One small step for artkind?
Eclectic artistic duo seeks to build up Florence as creative haven
At first glance, Florence artist David Woody and Aulne artist Julie Starks seem an unlikely pairing.
White-bearded “Woody,” as he’s called, is in his mid-60s and creates sculptures and functional pieces using Osage orange pieces scrounged from hours of walking hedge rows. He works in a downtown shop with the straightforward name Woody’s Creations.
Starks, mid-30s and sporting multicolored hair, is as free-spirited working with metal, canvas, and paints as explained by the business name painted on her brightly colored trailer: Mental Case Metal Works. She works out of a shop at her home, welding whatever metal parts speak to her into fanciful works both small and large.
Differences in age, artistic genres, ethnicity, and location don’t matter to Woody and Starks. They share a vision of turning vacant lots and buildings around his shop into a mini-Mecca for aspiring artists like themselves.
The pair provided a tiny sample Saturday of what could be, with Starks setting up her work in a vacant lot next to Woody’s store for a casual show.

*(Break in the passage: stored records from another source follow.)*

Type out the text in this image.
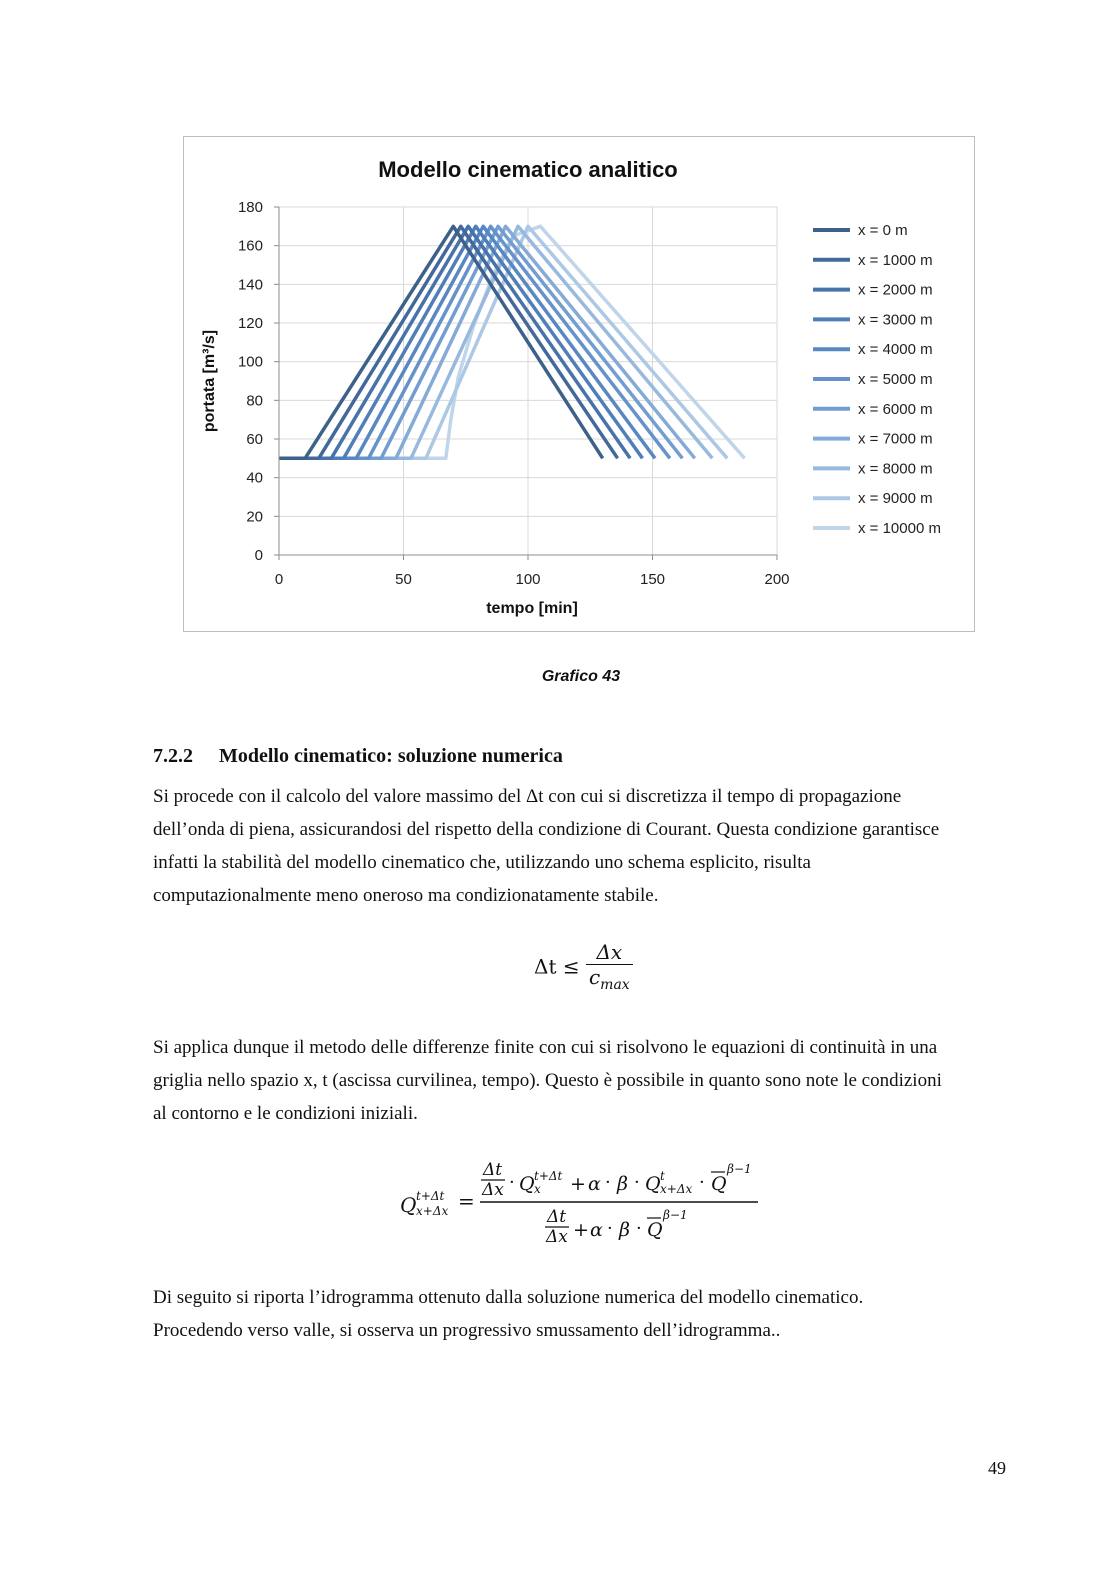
Modello cinematico analitico
0
20
40
60
80
100
120
140
160
180
0	50	100	150	200
tempo [min]
portata [m³/s]
x = 0 m
x = 1000 m
x = 2000 m
x = 3000 m
x = 4000 m
x = 5000 m
x = 6000 m
x = 7000 m
x = 8000 m
x = 9000 m
x = 10000 m
Grafico 43
7.2.2 Modello cinematico: soluzione numerica

Si procede con il calcolo del valore massimo del Δt con cui si discretizza il tempo di propagazione
dell’onda di piena, assicurandosi del rispetto della condizione di Courant. Questa condizione garantisce
infatti la stabilità del modello cinematico che, utilizzando uno schema esplicito, risulta
computazionalmente meno oneroso ma condizionatamente stabile.

$\Delta t \le \frac{\Delta x}{c_{max}}$

Si applica dunque il metodo delle differenze finite con cui si risolvono le equazioni di continuità in una
griglia nello spazio x, t (ascissa curvilinea, tempo). Questo è possibile in quanto sono note le condizioni
al contorno e le condizioni iniziali.

Q t+Δt
x+Δx =
Δt
Δx · Q t+Δt
x + α · β · Q t
x+Δx · Q
β−1
Δt
Δx + α · β · Q
β−1

Di seguito si riporta l’idrogramma ottenuto dalla soluzione numerica del modello cinematico.
Procedendo verso valle, si osserva un progressivo smussamento dell’idrogramma..

49
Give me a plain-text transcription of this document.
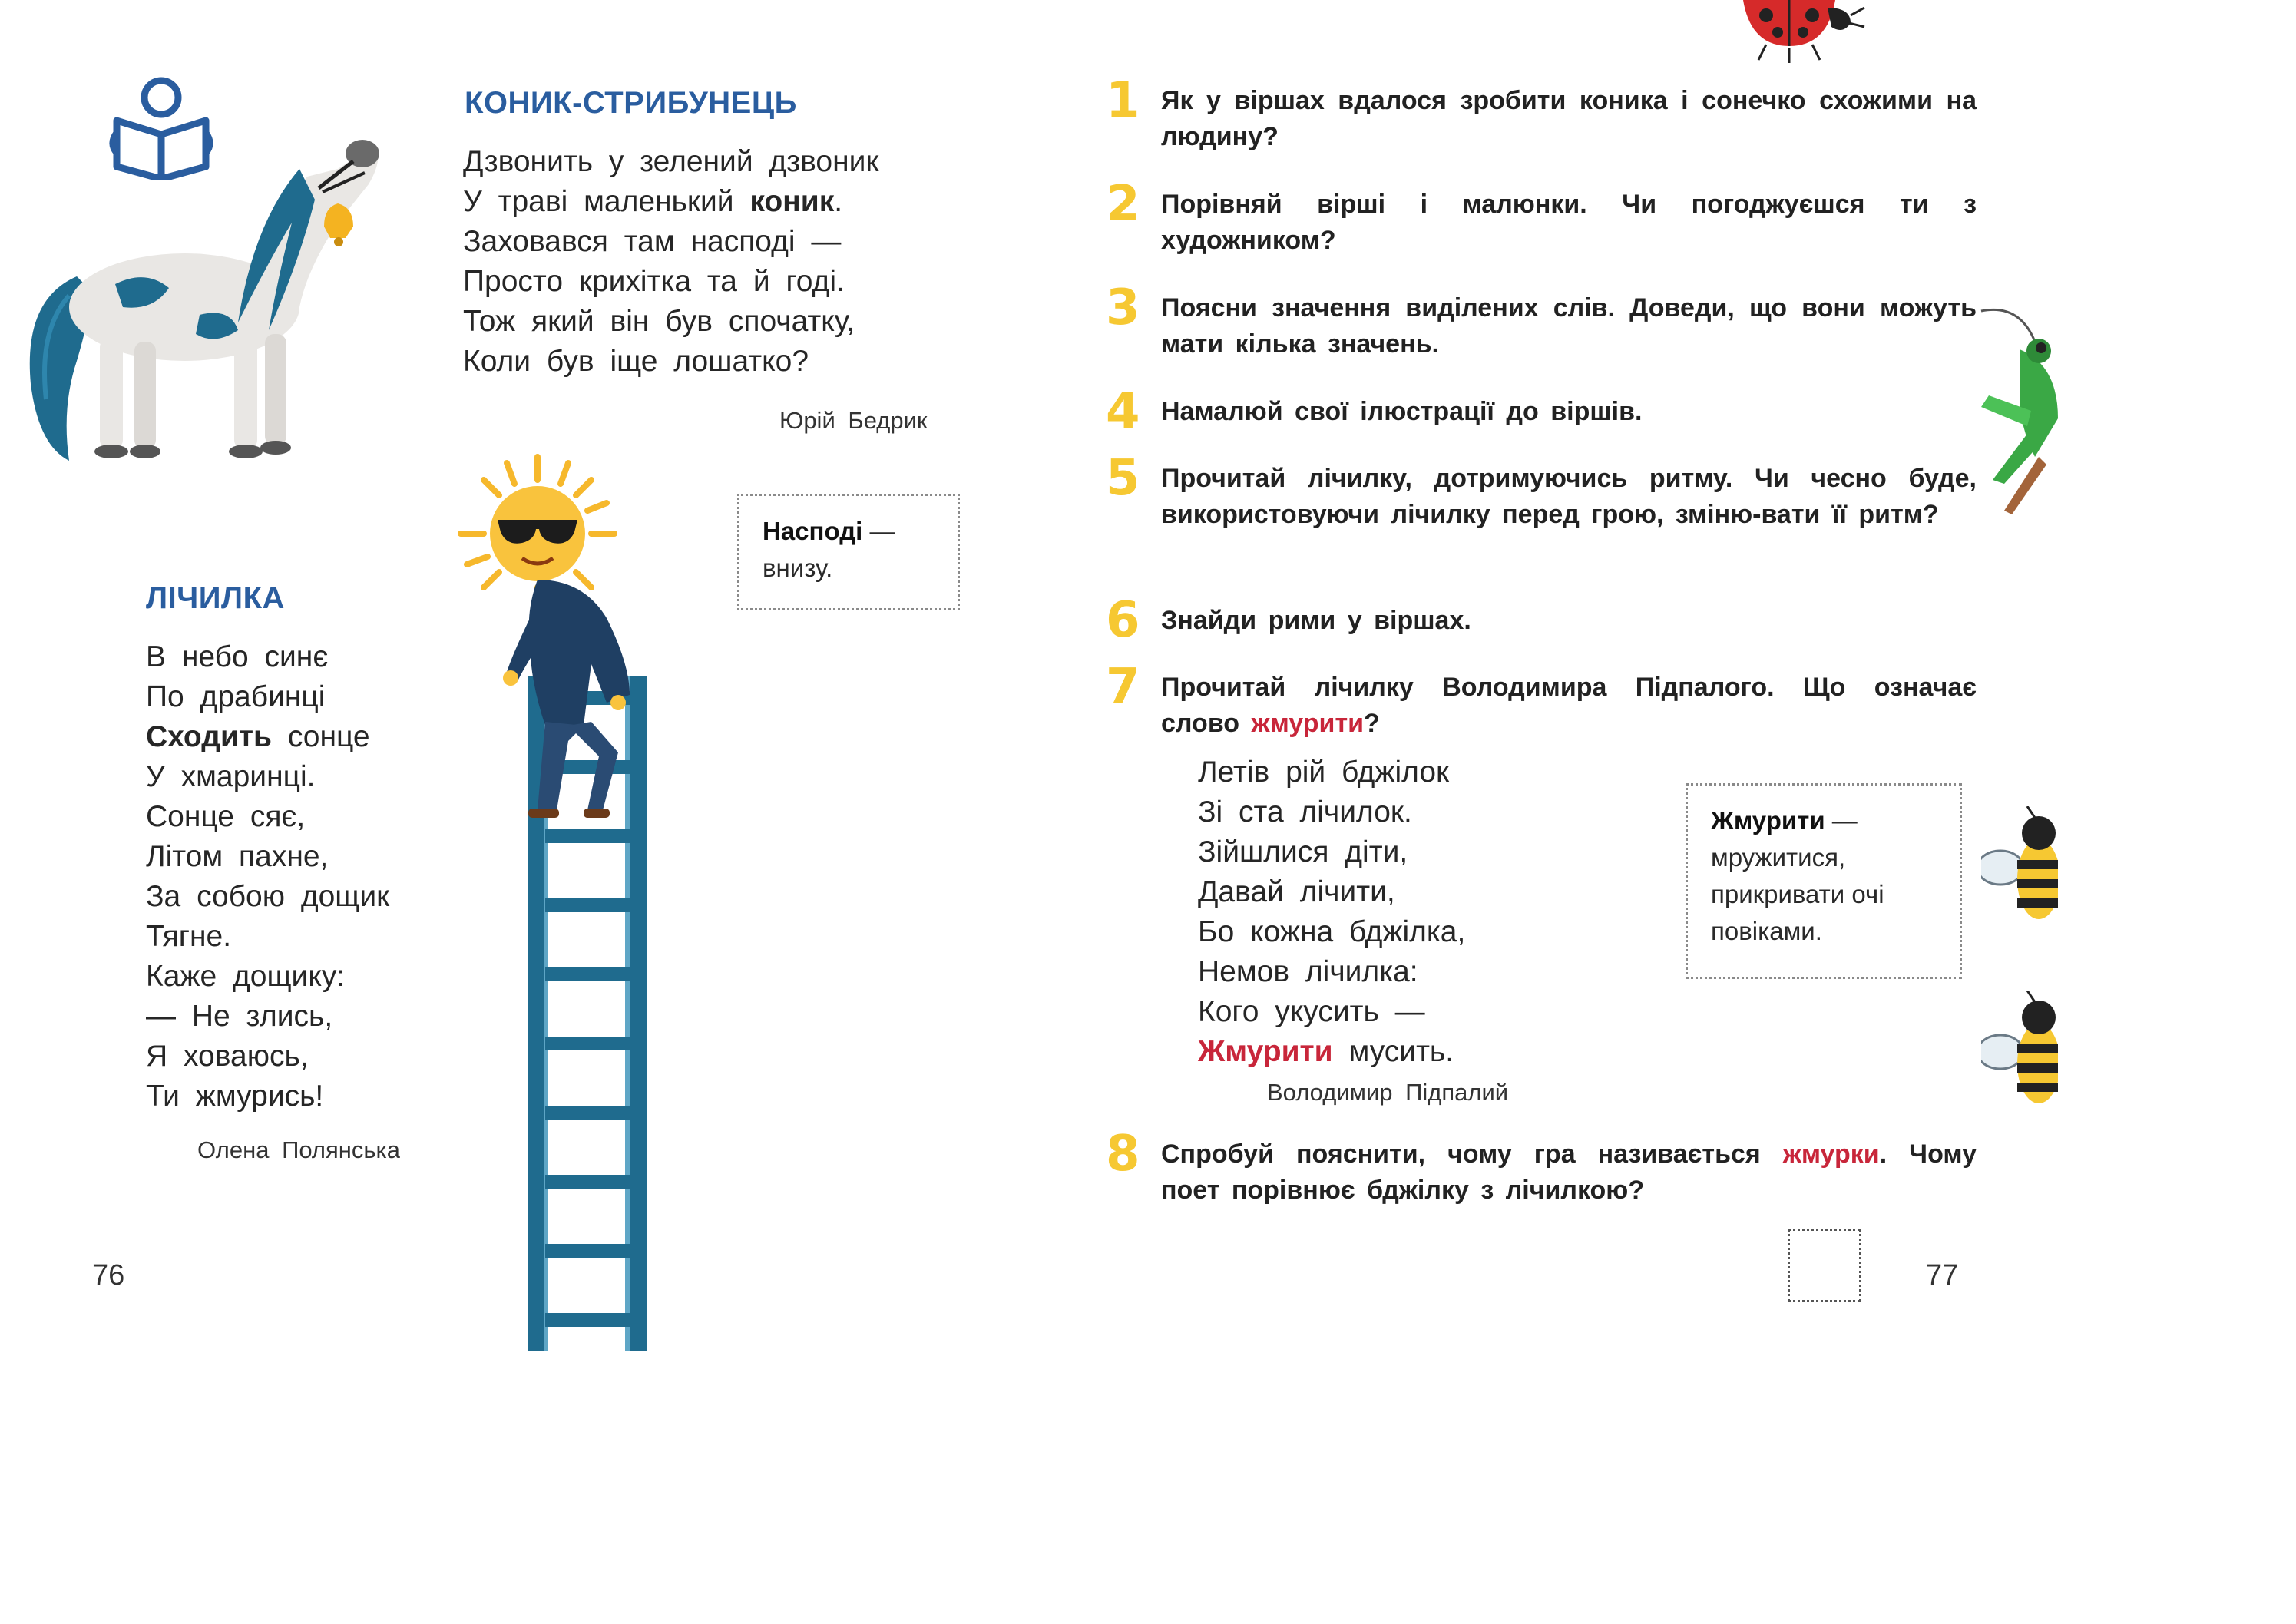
КОНИК-СТРИБУНЕЦЬ
Дзвонить у зелений дзвоник
У траві маленький коник.
Заховався там насподі —
Просто крихітка та й годі.
Тож який він був спочатку,
Коли був іще лошатко?
Юрій Бедрик
Насподі —
внизу.
ЛІЧИЛКА
В небо синє
По драбинці
Сходить сонце
У хмаринці.
Сонце сяє,
Літом пахне,
За собою дощик
Тягне.
Каже дощику:
— Не злись,
Я ховаюсь,
Ти жмурись!
Олена Полянська
76
1 Як у віршах вдалося зробити коника і сонечко схожими на людину?
2 Порівняй вірші і малюнки. Чи погоджуєшся ти з художником?
3 Поясни значення виділених слів. Доведи, що вони можуть мати кілька значень.
4 Намалюй свої ілюстрації до віршів.
5 Прочитай лічилку, дотримуючись ритму. Чи чесно буде, використовуючи лічилку перед грою, зміню-вати її ритм?
6 Знайди рими у віршах.
7 Прочитай лічилку Володимира Підпалого. Що означає слово жмурити?
Летів рій бджілок
Зі ста лічилок.
Зійшлися діти,
Давай лічити,
Бо кожна бджілка,
Немов лічилка:
Кого укусить —
Жмурити мусить.
Володимир Підпалий
Жмурити —
мружитися, прикривати очі повіками.
8 Спробуй пояснити, чому гра називається жмурки. Чому поет порівнює бджілку з лічилкою?
77
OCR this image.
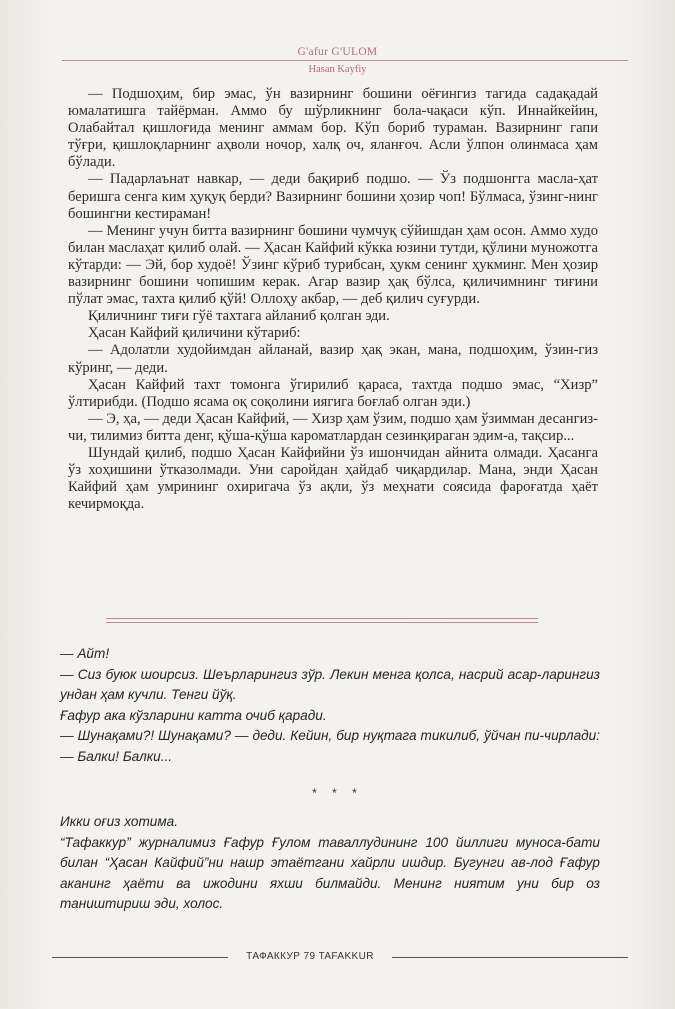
G'afur G'ULOM
Hasan Kayfiy

— Подшоҳим, бир эмас, ўн вазирнинг бошини оёғингиз тагида садақадай юмалатишга тайёрман. Аммо бу шўрликнинг бола-чақаси кўп. Иннайкейин, Олабайтал қишлоғида менинг аммам бор. Кўп бориб тураман. Вазирнинг гапи тўғри, қишлоқларнинг аҳволи ночор, халқ оч, яланғоч. Асли ўлпон олинмаса ҳам бўлади.

— Падарлаънат навкар, — деди бақириб подшо. — Ўз подшонгга масла-ҳат беришга сенга ким ҳуқуқ берди? Вазирнинг бошини ҳозир чоп! Бўлмаса, ўзинг-нинг бошингни кестираман!

— Менинг учун битта вазирнинг бошини чумчуқ сўйишдан ҳам осон. Аммо худо билан маслаҳат қилиб олай. — Ҳасан Кайфий кўкка юзини тутди, қўлини муножотга кўтарди: — Эй, бор худоё! Ўзинг кўриб турибсан, ҳукм сенинг ҳукминг. Мен ҳозир вазирнинг бошини чопишим керак. Агар вазир ҳақ бўлса, қиличимнинг тиғини пўлат эмас, тахта қилиб қўй! Оллоҳу акбар, — деб қилич суғурди.

Қиличнинг тиғи гўё тахтага айланиб қолган эди.

Ҳасан Кайфий қиличини кўтариб:

— Адолатли худойимдан айланай, вазир ҳақ экан, мана, подшоҳим, ўзин-гиз кўринг, — деди.

Ҳасан Кайфий тахт томонга ўгирилиб қараса, тахтда подшо эмас, “Хизр” ўлтирибди. (Подшо ясама оқ соқолини иягига боғлаб олган эди.)

— Э, ҳа, — деди Ҳасан Кайфий, — Хизр ҳам ўзим, подшо ҳам ўзимман десангиз-чи, тилимиз битта денг, қўша-қўша кароматлардан сезинқираган эдим-а, тақсир...

Шундай қилиб, подшо Ҳасан Кайфийни ўз ишончидан айнита олмади. Ҳасанга ўз хоҳишини ўтказолмади. Уни саройдан ҳайдаб чиқардилар. Мана, энди Ҳасан Кайфий ҳам умрининг охиригача ўз ақли, ўз меҳнати соясида фароғатда ҳаёт кечирмоқда.

— Айт!

— Сиз буюк шоирсиз. Шеърларингиз зўр. Лекин менга қолса, насрий асар-ларингиз ундан ҳам кучли. Тенги йўқ.

Ғафур ака кўзларини катта очиб қаради.

— Шунақами?! Шунақами? — деди. Кейин, бир нуқтага тикилиб, ўйчан пи-чирлади: — Балки! Балки...

* * *

Икки оғиз хотима.

“Тафаккур” журналимиз Ғафур Ғулом таваллудининг 100 йиллиги муноса-бати билан “Ҳасан Кайфий”ни нашр этаётгани хайрли ишдир. Бугунги ав-лод Ғафур аканинг ҳаёти ва ижодини яхши билмайди. Менинг ниятим уни бир оз таништириш эди, холос.

ТАФАККУР 79 TAFAKKUR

“You don’t have to have 10 city blocks to have an art community,” Woody said. “These lots over here are owned by two separate entities, but they’re not being used. Take these lots and rent out spaces to artists. Give them decent space so that they can grow, they have places to spread out, where people can come in and enjoy looking at them without being all bunched up. Use this block and let’s get people and invite them in.”
The community the pair envisions would be along the lines of a regular art fair, perhaps monthly, where aspiring artists with different styles could come together to promote their work and gain mutual support.
One possibility would be to schedule it in conjunction with the Crystal Springs Motorcycle and Classic Car Run put on by the Florence Masonic lodge.
“Let’s incorporate that with this,” Woody said. “Let’s get it away from just that one space and use this whole doggone area.”
Starks said the pair could start by using their networks of artists and patrons to draw people to the event.
“Exposure is just what I need because I’m just starting out, and I know a lot of other artists who are in the same boat I am,” she said.
Starks isn’t deterred by the decline of Florence’s business district.
“Who needs history? We need a future,” she said. “I’ve only been in business six months now, and I have people from Colorado Springs coming in. They walk out with a whole trunkload from my shop. I had a truckload of people from Salina stop in the other day out of the blue. It’s because I’m exicted about what I do and I give that to every single person I talk to.”
Woody said city government should get invested in the idea.
“If it’s an idea that seems feasible, it’s up to the town’s officials to help it work,” he said.
Woody knows their vision won’t become reality without getting more people to buy into the idea.
“We need to reach out to other artists and other people who want that same vision to come about, and we all work together to make it happen,” he said. “She and I will not do it alone.”
Starks said that even if their plans don’t come to fruition, making connections with other artists to establish encouraging relationships and learn from each other would be worth the effort.
“If that’s the only thing we get out of it, that’s golden,” she said.